Resté 49 ans dans son village, croisant sans cesse les vies des uns et des autres, les accompagnant de moments insignifiants et tournants essentiels, il a vu son village doubler, la population évoluer, les grosses entreprises laitières et nucléaires modifier le mode de vie… Il a accompagné, créé, soutenu, regardé, écouté, rebâti une Eglise dans un si petit coin de Normandie, mais il a vu grandir quelque chose de l’humanité après la guerre.

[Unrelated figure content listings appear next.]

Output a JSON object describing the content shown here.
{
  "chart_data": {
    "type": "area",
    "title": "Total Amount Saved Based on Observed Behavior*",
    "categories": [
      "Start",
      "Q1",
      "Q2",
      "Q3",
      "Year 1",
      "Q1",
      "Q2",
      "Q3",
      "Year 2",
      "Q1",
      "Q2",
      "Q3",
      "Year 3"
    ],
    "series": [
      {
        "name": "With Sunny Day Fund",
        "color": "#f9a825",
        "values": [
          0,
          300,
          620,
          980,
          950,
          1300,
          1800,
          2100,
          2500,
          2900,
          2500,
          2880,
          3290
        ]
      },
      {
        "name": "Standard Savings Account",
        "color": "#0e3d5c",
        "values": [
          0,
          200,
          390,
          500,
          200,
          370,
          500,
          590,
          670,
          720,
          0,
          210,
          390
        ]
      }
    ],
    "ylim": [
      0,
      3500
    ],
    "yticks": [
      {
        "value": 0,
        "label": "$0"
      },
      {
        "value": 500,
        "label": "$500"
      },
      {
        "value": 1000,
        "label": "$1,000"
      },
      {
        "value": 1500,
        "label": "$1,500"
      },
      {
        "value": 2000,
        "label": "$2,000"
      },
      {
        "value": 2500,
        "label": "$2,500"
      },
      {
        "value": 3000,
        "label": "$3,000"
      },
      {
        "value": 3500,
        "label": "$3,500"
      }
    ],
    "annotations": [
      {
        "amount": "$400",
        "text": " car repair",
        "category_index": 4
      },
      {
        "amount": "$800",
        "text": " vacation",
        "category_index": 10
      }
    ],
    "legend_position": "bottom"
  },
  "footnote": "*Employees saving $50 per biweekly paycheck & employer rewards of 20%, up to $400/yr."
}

Il avait été vicaire 3 ans, en 1945, puis curé ailleurs une petite quinzaine d’années… Et je suis persuadé qu’il y avait devant moi un expert d’humanité, à force de la côtoyer et de la voir grandir, à force de se passionner pour elle… Parce que toute la vie d’un curé est tournée vers le peuple qu’il fait vibrer vers le Dieu qu’il aime.

Il est probable que vous ne connaissiez pas André Lefèvre, ni même Auguste Lefort, qui est arrivé dans sa paroisse en 1949… votre curé lui même a probablement reçu des missions un chouilla plus courtes, ces dernières années… mais si vous avez du temps à gagner, vous pourriez attraper votre enregistreur et parler longuement avec ce vieux prêtre à deux pas de chez vous, pour l’écouter raconter l’homme qu’il a vu grandir et s’affermir, la France qu’il n’a pas fait que côtoyer, mais qu’il a aimée. Vous avez ce devoir de mémoire.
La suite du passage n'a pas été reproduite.